In the December edition of Costco Connection, a publication of Costco Wholesale, the lead article, “A Festive Season,” compares Christmas to Hanukkah and Kwanzaa in a way that is downright insulting.
Written by Tim Talevich, the editorial director of the magazine, he offers a 111-word account of Hanukkah, a 38-word statement about Christmas and a 43-word summary of Kwanzaa. This alone would not mean much, but when we read what he says about the three holidays, it takes on more significance.
What Talevich says about Hanukkah and Kwanzaa is accurate and nicely done. But when it comes to Christmas, he resorts to editorializing, and in a way that is not endearing to Christians. We are told that December 25 is “likely not his [Jesus’] birthday” and that the “early Christians didn’t even celebrate Christmas.” He closes by saying “it’s a popular secular and religious event around the world.”
There is a big difference between these three holidays. Hanukkah is a minor holiday in the Jewish tradition, one that is not mandated by the Torah the way other Jewish holidays are (e.g., Yom Kippur). Christmas is a major holiday for Christians. Kwanzaa was made up out of whole cloth in 1966 by an ex-con who served four years in prison—five years after he founded Kwanzaa—for beating and torturing two women.

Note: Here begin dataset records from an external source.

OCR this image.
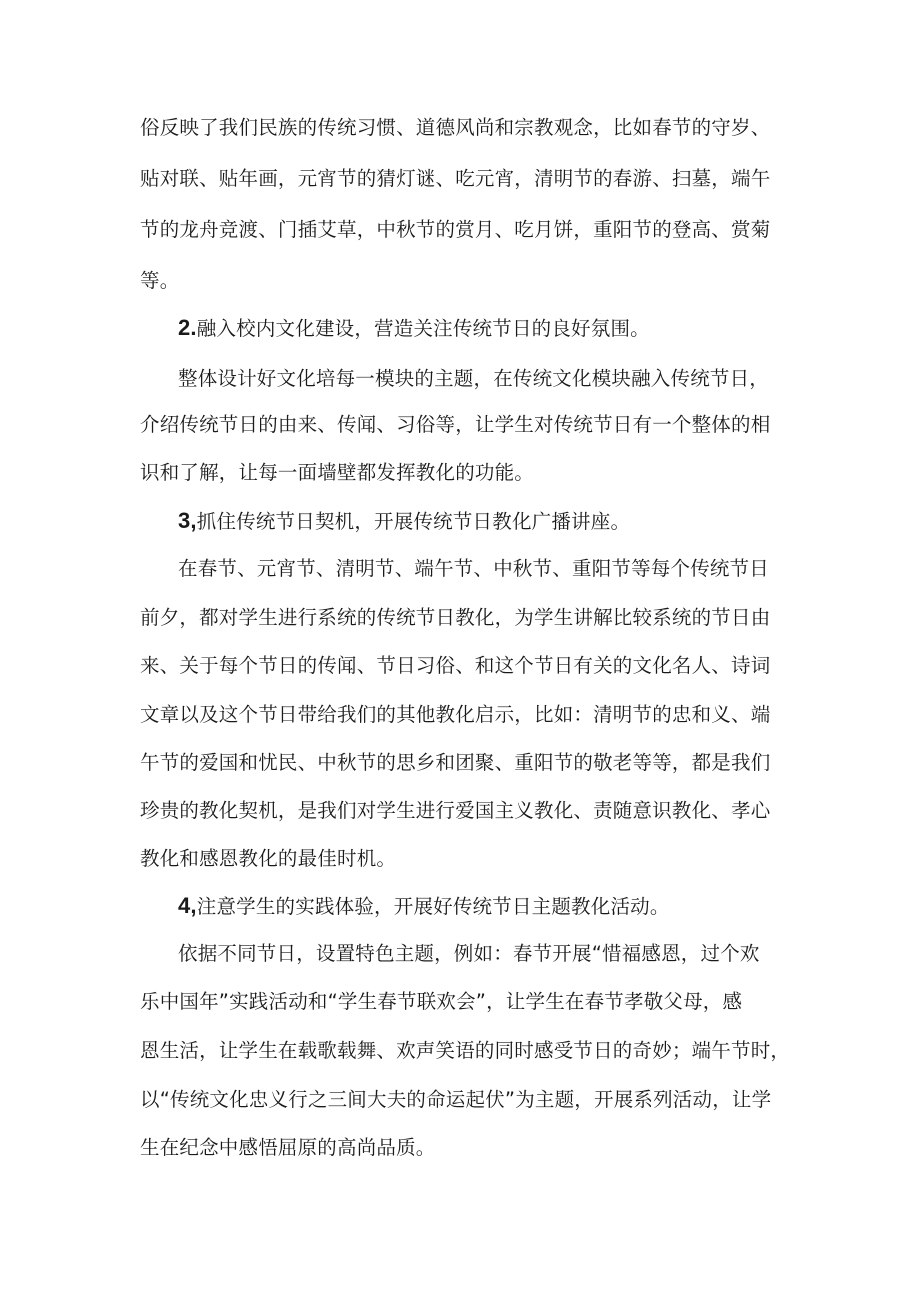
俗反映了我们民族的传统习惯、道德风尚和宗教观念，比如春节的守岁、
贴对联、贴年画，元宵节的猜灯谜、吃元宵，清明节的春游、扫墓，端午
节的龙舟竞渡、门插艾草，中秋节的赏月、吃月饼，重阳节的登高、赏菊
等。
2.融入校内文化建设，营造关注传统节日的良好氛围。
整体设计好文化培每一模块的主题，在传统文化模块融入传统节日，
介绍传统节日的由来、传闻、习俗等，让学生对传统节日有一个整体的相
识和了解，让每一面墙壁都发挥教化的功能。
3,抓住传统节日契机，开展传统节日教化广播讲座。
在春节、元宵节、清明节、端午节、中秋节、重阳节等每个传统节日
前夕，都对学生进行系统的传统节日教化，为学生讲解比较系统的节日由
来、关于每个节日的传闻、节日习俗、和这个节日有关的文化名人、诗词
文章以及这个节日带给我们的其他教化启示，比如：清明节的忠和义、端
午节的爱国和忧民、中秋节的思乡和团聚、重阳节的敬老等等，都是我们
珍贵的教化契机，是我们对学生进行爱国主义教化、责随意识教化、孝心
教化和感恩教化的最佳时机。
4,注意学生的实践体验，开展好传统节日主题教化活动。
依据不同节日，设置特色主题，例如：春节开展“惜福感恩，过个欢
乐中国年”实践活动和“学生春节联欢会”，让学生在春节孝敬父母，感
恩生活，让学生在载歌载舞、欢声笑语的同时感受节日的奇妙；端午节时，
以“传统文化忠义行之三间大夫的命运起伏”为主题，开展系列活动，让学
生在纪念中感悟屈原的高尚品质。
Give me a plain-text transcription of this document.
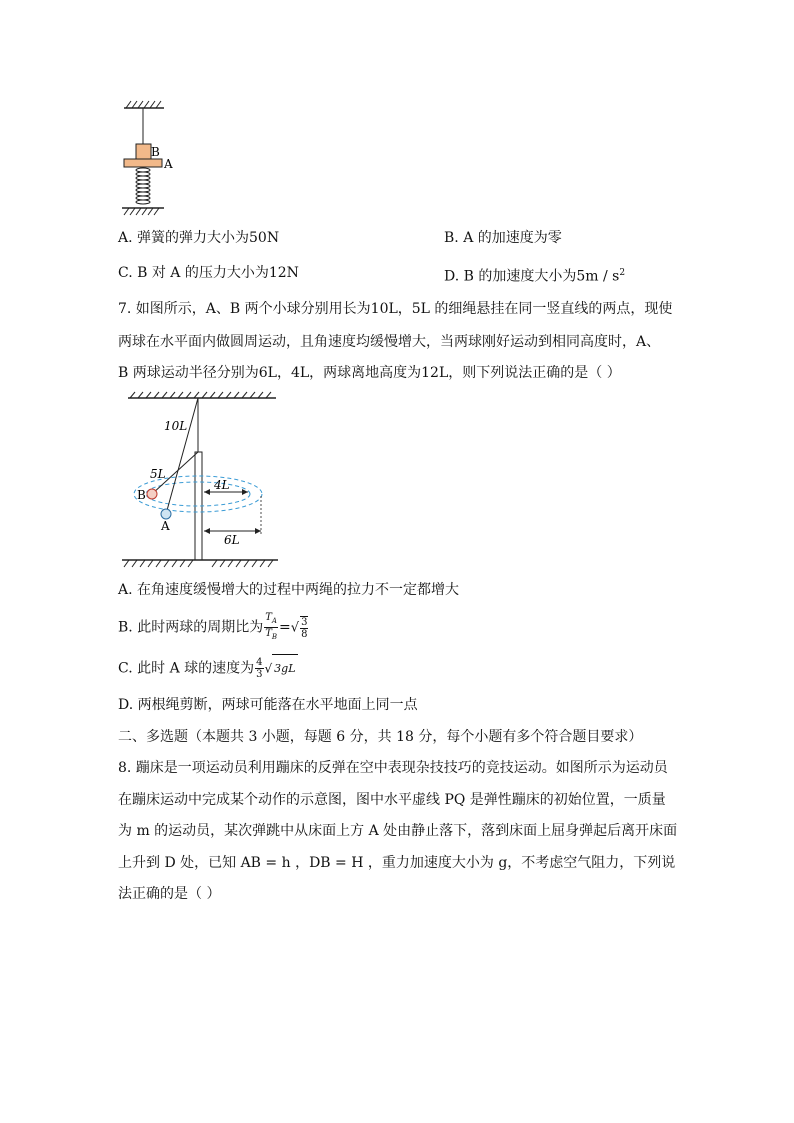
B
A
A. 弹簧的弹力大小为50N	B. A 的加速度为零
C. B 对 A 的压力大小为12N	D. B 的加速度大小为$5m / s^2$
7. 如图所示，A、B 两个小球分别用长为10L，5L 的细绳悬挂在同一竖直线的两点，现使
两球在水平面内做圆周运动，且角速度均缓慢增大，当两球刚好运动到相同高度时，A、
B 两球运动半径分别为6L，4L，两球离地高度为12L，则下列说法正确的是（ ）
10L
5L
4L
6L
B
A
A. 在角速度缓慢增大的过程中两绳的拉力不一定都增大
B. 此时两球的周期比为 $\frac{T_A}{T_B}$ =√ $\frac{3}{8}$
C. 此时 A 球的速度为 $\frac{4}{3}$ √ 3gL
D. 两根绳剪断，两球可能落在水平地面上同一点
二、多选题（本题共 3 小题，每题 6 分，共 18 分，每个小题有多个符合题目要求）
8. 蹦床是一项运动员利用蹦床的反弹在空中表现杂技技巧的竞技运动。如图所示为运动员
在蹦床运动中完成某个动作的示意图，图中水平虚线 PQ 是弹性蹦床的初始位置，一质量
为 m 的运动员，某次弹跳中从床面上方 A 处由静止落下，落到床面上屈身弹起后离开床面
上升到 D 处，已知 AB = h ，DB = H ，重力加速度大小为 g，不考虑空气阻力，下列说
法正确的是（ ）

It may be that December 25 is not the actual birthday of Jesus. So what? Why be pedantic about it? That’s when it is celebrated. We declared our independence from England on July 2, 1776, yet we celebrate the Declaration on July 4. Moreover, if Talevich is quick to doubt the birth date of Jesus, why did he write with certainty about the Maccabees in the second century B.C.?
The first evidence of celebrating Christmas is around A.D. 200. What does this mean to the average Christian? Nothing. Lots of celebratory events in history evolved over time, for all sorts of reasons. So what is the point that Talevich wants to make?
Any cultural observer worth his salt knows the game that is being played here. In keeping with the cultural mantra about inclusion and diversity—which are clearly political constructs—he seeks to elevate any day in December that could possibly compete with Christmas. That is why he even finds time to mention the winter solstice on December 21, National Ugly Sweater Day on December 17, and Festivus on December 23.
Talevich is not alone in diluting the importance of Christmas. Secularists can’t cancel it, though many have tried, but they can create faux competition with it. Those who think this is an overreaction need to ask themselves how African Americans would react if we turned February into Diversity Month, celebrating our multicultural heritage. What would this do to the significance of Black History Month?
Talevich ends by saying, “Costco’s role in all this? We’re here with food, gifts and just about anything else you might need to fully celebrate December’s holidays.”
He is being disingenuous. Without Christmas, Costco’s cash registers wouldn’t ring so loudly. The food and gifts they sell are overwhelmingly Christmas gifts, and everyone knows it.
Recognizing all legitimate holidays is a good thing, but treating a major religious holiday as if it were inauthentic is offensive. This wouldn’t matter if Costco had a lousy reputation. And it wouldn’t matter if Talevich were a low-level employee. But neither is true. Which is why it matters.